Dermatologists also use chemical peels to treat varying degrees of scars, certain types of acne and skin conditions, sun damage, hyperpigmentation and fine lines on the face and neck. 

How is a chemical peel done? 

Chemical peels lightly burn or exfoliate the top layer of the skin containing dead skin cells and stimulate the production of new and healthy epidermal cells. Deep peels may require you to visit an outpatient surgical facility, but medium and superficial peels are typically done in the doctor’s office. During deep chemical peels, you will be sedated and the procedure is done in 15-minute portions to limit acid exposure on the skin. 

The skincare specialist typically has a consultation with you before determining the best treatment option and walks you through the details of what goes into the procedure, the risks involved and the aftercare you are required to follow. 

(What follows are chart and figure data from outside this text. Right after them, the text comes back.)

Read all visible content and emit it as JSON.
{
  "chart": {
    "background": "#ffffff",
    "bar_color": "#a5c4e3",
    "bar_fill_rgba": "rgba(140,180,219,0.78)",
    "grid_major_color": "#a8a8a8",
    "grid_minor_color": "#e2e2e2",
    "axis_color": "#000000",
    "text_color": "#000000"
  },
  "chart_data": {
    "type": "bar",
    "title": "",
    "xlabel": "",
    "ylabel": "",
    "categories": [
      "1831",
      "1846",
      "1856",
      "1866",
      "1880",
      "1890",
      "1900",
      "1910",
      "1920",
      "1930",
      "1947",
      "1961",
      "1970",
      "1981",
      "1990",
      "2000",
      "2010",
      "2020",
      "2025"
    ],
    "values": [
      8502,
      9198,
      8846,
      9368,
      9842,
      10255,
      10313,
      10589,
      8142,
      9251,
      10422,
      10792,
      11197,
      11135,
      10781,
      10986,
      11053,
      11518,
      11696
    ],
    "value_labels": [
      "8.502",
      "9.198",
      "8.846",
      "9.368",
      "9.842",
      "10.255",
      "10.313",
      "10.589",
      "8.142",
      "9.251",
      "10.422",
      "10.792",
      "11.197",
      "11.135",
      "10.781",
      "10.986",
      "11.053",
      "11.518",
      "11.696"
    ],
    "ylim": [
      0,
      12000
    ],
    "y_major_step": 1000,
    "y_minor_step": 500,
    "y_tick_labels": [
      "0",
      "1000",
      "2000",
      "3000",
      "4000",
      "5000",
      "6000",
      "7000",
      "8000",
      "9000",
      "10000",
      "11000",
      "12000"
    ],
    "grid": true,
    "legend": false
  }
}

Are there any side effects?

Light and medium chemical peels usually have little to no side effects, apart from some slight swelling, skin dryness, redness, stinging or burning which goes away in the following weeks after the treatment. Deep peels, however, can pose more permanent and dangerous side effects including skin colouration, scarring, infections, and heart, liver, or kidney damage. You may also lose your ability to tan.

How long is recovery?

For light and medium chemical peels, the recovery time is about five to seven days, with temporary skin discolouration. However, recovery for deep chemical peels can last about two weeks and more. It’s best to follow your doctor’s instructions during recovery to avoid any skin damage. 

Key Takeaway

The use of chemical peels dates back to ancient civilizations when women used to apply sour milk (containing lactic acid, an alpha hydroxy acid) on their faces for skin rejuvenation. Even the home-made face packs your grandma makes are in fact a type of skin peeling treatment. But with modern innovation in cosmetic science, chemical peels have evolved into a more targeted and sophisticated skincare treatment. When done by certified experts, chemical peels are completely safe to use and produce immediate results. To get long-lasting results, it’s best to get chemical peels once every two to three months. 

Disclaimer: The above content is for informational purposes only and should not be used as a substitute for the advice of a qualified physician or doctor. The Company does not vouch for or endorse any of the above content, and disclaims any and all warranties, express or implied, relating to the same.